Files
natsnet/docs/plans/2026-02-27-batch-12-filestore-recovery-plan.md
Joseph Doherty f0455a1e45 Add batch plans for batches 6-7, 9-12, 16-17 (rounds 4-7)
Generated design docs and implementation plans via Codex for:
- Batch 6: Opts package-level functions
- Batch 7: Opts class methods + Reload
- Batch 9: Auth, DirStore, OCSP foundations
- Batch 10: OCSP Cache + JS Events
- Batch 11: FileStore Init
- Batch 12: FileStore Recovery
- Batch 16: Client Core (first half)
- Batch 17: Client Core (second half)

All plans include mandatory verification protocol and anti-stub guardrails.
Updated batches.md with file paths and planned status.
2026-02-27 14:56:19 -05:00

12 KiB

Batch 12 FileStore Recovery Implementation Plan

For Codex: REQUIRED SUB-SKILL: Use executeplan to implement this plan task-by-task.

Goal: Implement and verify all Batch 12 FileStore Recovery features from server/filestore.go with no stub logic and evidence-backed status transitions.

Architecture: Execute Batch 12 in two vertical feature groups (5 + 3). Implement recovery logic directly in JetStream/FileStore.cs, touching supporting JetStream types only when required. After each group, run strict stub scans, build, and related test gates before any status updates.

Tech Stack: .NET 10, C# latest, xUnit 3, Shouldly, NSubstitute, PortTracker CLI, SQLite (porting.db)

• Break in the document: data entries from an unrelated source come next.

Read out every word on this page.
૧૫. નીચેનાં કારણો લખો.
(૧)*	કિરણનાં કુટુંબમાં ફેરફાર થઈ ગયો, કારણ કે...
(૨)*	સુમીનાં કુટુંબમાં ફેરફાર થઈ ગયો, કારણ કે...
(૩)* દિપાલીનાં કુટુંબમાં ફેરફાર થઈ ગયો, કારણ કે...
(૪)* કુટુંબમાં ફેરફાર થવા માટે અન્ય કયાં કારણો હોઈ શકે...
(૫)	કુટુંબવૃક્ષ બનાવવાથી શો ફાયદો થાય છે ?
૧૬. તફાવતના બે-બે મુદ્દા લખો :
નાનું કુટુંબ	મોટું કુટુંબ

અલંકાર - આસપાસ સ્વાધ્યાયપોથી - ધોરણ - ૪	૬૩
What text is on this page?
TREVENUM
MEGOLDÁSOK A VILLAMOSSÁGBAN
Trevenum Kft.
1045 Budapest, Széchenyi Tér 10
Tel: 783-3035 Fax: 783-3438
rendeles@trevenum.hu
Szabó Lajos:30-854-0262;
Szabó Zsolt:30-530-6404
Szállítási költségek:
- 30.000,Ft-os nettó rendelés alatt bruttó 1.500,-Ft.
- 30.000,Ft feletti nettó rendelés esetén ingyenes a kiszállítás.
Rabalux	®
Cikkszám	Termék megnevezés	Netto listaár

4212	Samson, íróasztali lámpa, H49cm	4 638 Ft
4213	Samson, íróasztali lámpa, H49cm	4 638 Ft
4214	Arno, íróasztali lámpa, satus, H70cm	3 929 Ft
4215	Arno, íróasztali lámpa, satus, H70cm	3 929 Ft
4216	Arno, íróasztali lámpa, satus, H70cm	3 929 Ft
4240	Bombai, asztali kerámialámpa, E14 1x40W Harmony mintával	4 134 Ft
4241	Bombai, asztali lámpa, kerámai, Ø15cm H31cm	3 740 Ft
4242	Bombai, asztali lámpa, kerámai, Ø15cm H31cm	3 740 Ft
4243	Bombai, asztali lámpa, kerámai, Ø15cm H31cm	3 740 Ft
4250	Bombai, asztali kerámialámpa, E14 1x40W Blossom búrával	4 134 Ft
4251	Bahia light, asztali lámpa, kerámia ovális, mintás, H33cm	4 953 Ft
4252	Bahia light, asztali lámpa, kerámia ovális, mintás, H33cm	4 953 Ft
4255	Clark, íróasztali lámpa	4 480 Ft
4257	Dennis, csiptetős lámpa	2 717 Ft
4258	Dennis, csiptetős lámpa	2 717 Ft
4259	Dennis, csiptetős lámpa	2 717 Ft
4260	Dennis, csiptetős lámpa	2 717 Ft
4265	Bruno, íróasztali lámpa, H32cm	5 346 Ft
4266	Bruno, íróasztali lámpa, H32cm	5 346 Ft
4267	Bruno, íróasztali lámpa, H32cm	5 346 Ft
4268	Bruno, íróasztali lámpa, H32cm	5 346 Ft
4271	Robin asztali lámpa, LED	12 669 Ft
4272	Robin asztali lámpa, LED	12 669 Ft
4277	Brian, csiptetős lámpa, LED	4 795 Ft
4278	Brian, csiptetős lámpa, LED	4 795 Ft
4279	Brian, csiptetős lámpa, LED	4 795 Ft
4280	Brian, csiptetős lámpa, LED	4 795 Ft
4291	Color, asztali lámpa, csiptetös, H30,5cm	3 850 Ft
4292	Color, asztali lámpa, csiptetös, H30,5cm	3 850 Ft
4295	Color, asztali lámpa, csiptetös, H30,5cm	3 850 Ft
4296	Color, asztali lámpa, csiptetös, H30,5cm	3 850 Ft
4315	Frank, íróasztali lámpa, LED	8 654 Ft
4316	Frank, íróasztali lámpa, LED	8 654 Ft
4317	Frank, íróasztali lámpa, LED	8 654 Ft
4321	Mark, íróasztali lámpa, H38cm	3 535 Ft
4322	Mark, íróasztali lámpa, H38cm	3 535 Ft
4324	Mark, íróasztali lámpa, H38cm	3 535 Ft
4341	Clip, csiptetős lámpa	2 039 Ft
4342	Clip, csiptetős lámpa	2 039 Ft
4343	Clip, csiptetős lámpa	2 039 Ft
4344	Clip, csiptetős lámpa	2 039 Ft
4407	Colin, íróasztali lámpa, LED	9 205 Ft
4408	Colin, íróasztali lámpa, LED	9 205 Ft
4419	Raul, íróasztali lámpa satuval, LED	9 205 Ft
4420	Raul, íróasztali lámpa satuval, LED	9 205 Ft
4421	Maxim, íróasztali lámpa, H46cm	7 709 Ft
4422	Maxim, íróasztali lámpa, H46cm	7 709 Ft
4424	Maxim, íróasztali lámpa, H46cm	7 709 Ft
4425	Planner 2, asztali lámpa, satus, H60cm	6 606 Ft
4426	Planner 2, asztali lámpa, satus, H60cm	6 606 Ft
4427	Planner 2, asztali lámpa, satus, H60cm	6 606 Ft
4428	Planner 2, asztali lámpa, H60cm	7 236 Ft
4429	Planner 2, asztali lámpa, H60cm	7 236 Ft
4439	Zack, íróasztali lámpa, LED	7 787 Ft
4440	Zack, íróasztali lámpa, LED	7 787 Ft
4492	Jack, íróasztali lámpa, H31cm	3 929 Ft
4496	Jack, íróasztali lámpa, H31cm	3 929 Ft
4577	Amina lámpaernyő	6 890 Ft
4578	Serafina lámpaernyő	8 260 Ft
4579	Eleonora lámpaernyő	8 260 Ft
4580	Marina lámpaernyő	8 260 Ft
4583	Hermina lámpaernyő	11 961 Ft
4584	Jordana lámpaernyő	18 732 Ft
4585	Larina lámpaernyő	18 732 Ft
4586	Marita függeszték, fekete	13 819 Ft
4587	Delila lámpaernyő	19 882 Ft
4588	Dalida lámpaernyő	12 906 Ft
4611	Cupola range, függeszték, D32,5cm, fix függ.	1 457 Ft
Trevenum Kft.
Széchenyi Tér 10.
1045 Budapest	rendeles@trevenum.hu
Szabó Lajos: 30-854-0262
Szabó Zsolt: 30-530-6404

Design doc: docs/plans/2026-02-27-batch-12-filestore-recovery-design.md


I'm using writeplan to create the implementation plan.

Batch Inputs

  • Batch: 12 (FileStore Recovery)
  • Depends on: Batch 11
  • Features: 8
  • Tests: 0 (batch-owned), with known related reverse dependencies:
    • test #519 (FileStoreRecoverFullStateDetectCorruptState_ShouldSucceed)
    • test #545 (FileStoreNoPanicOnRecoverTTLWithCorruptBlocks_ShouldSucceed)
  • Go source scope: golang/nats-server/server/filestore.go lines ~1708-2580

Feature groups (max ~20 features each):

  • Group 1 (5): 987,988,991,992,993
  • Group 2 (3): 995,996,997

MANDATORY VERIFICATION PROTOCOL

NON-NEGOTIABLE: Every task and every status update in this plan must follow this protocol.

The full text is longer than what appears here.